As we increasingly read on screens, our reading habits have adapted to skim text rather than really absorb the meaning. A 2006 study found that people read on screens in an “F” pattern, reading the entire top line but then only scanning through the text along the left side of the page. This sort of nonlinear reading reduces comprehension and actually makes it more difficult to focus the next time you sit down with a longer piece of text.
It’s no secret that reading is good for you. Just six minutes of reading is enough to reduce stress by 68%, and numerous studies have shown that reading keeps your brain functioning effectively as you age. One study even found that elderly individuals who read regularly are 2.5 times less likely to develop Alzheimer’s than their peers. But not all forms of reading are created equal.
The debate between paper books and e-readers has been vicious since the first Kindle came out in 2007. Most arguments have been about the sentimental versus the practical, between people who prefer how paper pages feel in their hands and people who argue for the practicality of e-readers. But now science has weighed in, and the studies are on the side of paper books.
Reading in print helps with comprehension.
A 2014 study found that readers of a short mystery story on a Kindle were significantly worse at remembering the order of events than those who read the same story in paperback. Lead researcher Anne Mangen of Norway’s Stavanger University concluded that “the haptic and tactile feedback of a Kindle does not provide the same support for mental reconstruction of a story as a print pocket book does.”
Our brains were not designed for reading, but have adapted and created new circuits to understand letters and texts. The brain reads by constructing a mental representation of the text based on the placement of the page in the book and the word on the page.
The tactile experience of a book aids this process, from the thickness of the pages in your hands as you progress through the story to the placement of a word on the page. Mangen hypothesizes that the difference for Kindle readers “might have something to do with the fact that the fixity of a text on paper, and this very gradual unfolding of paper as you progress through a story is some kind of sensory offload, supporting the visual sense of progress when you’re reading.”

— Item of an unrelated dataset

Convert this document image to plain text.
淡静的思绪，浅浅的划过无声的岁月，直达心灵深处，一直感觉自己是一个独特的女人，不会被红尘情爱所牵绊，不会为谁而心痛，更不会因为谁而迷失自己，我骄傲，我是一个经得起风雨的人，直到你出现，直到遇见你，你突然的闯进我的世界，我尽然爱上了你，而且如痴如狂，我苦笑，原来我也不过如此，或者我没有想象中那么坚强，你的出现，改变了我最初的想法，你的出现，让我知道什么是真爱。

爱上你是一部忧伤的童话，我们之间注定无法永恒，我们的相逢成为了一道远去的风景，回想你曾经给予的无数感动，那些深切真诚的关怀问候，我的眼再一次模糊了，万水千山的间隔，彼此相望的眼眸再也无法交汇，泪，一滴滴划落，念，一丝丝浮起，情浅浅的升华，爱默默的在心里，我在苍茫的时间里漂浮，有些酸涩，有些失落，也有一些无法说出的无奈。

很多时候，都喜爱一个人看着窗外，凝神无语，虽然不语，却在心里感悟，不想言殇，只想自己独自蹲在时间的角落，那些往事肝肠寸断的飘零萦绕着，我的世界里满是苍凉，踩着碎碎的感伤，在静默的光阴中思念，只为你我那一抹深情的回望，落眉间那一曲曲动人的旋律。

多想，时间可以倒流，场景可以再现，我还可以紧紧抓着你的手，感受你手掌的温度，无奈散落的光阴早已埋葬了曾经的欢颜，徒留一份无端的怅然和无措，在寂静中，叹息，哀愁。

While e-readers try to recreate the sensation of turning pages and pagination, the screen is limited to one ephemeral virtual page. Surveys about the use of e-readers suggest that this affects a reader’s serendipity and sense of control. The inability to flip back to previous pages or control the text physically, either through making written notes or bending pages, limits one’s sensory experience and thus reduces long-term memory of the text.